Your main purpose is not to urge them to keep buying or subscribing to your product or service. Understand that the crisis also affects them financially. It is in your best interest to ease any anxiety your customer may have and understand that some of them may not purchase your product or service for some time.
Tell them some of your plans for them and keep them constantly in the loop, but do not become overbearing in the process. Remember, old and current customers are the best marketing agencies you have to get new customers.
- Expect and plan for decreased productivity and income
If you have managed to keep most of your team of workers intact, don’t expect that they would maintain the same level of productivity to which you are normally accustomed. Some members of your team will have certain personal issues like sickness or other things that will affect them in a time of crisis. You should be a little more lenient and be clear on which tasks are of the highest priority to your business.
Similarly, based on the product or service you render, it is wise to expect small or significant changes to the income your business generates. You should plan accordingly by optimising production and marketing costs and making other plans that will maintain your business and minimise loss.
- Seek financial assistance, if necessary
As a small business owner, it is important for you to know your financial boundaries and outline how to manage your finances.

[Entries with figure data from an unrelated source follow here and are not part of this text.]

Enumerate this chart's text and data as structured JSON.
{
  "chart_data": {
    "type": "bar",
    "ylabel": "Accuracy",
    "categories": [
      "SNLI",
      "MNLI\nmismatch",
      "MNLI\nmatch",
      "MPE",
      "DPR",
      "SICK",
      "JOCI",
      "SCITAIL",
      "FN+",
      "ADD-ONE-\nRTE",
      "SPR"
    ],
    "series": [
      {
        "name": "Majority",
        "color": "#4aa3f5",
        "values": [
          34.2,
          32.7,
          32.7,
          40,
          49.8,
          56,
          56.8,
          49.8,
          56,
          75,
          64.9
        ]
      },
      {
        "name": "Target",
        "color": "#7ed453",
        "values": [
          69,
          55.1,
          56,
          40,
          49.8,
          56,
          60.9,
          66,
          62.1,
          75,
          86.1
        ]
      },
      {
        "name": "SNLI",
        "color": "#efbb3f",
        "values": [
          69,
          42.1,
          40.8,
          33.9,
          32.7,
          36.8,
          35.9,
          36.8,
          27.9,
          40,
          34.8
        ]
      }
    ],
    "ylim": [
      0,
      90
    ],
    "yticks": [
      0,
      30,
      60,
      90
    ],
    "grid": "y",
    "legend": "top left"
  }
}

It is, however, impossible for some businesses to survive the pandemic without any financial help. This is especially true for businesses that rely heavily on personalised services like massage parlours, cinemas, or even some restaurants. This is even more apparent for those who have already invested or purchased resources and materials they could not use before lockdowns took full effect.
Luckily, there are several organisations willing to offer financial help to small businesses worldwide to help them survive the pandemic. For example, Facebook recently unveiled grants worth a total of $100 million for up to 30,000 small businesses around the world. The money could be used to augment your operational costs, customer outreach, workforce maintenance, rent, or other expenses that small business owners will have to contend with amid the pandemic. They are also several banks interested in giving low-interest loans mainly to small businesses. For Example, First Bank of Nigeria is offering the secured overdraft designed for small to medium scale businesses in Nigeria. Likewise, The Central Bank of Nigeria has also reduced its interest to 5% and has urged other banks to review their loan terms during this crisis. The federal government of Canada is also developing additional lines of support for small and medium businesses during this pandemic. Information on how to apply for and receive any many other financial help is easily accessible on the internet and several platforms.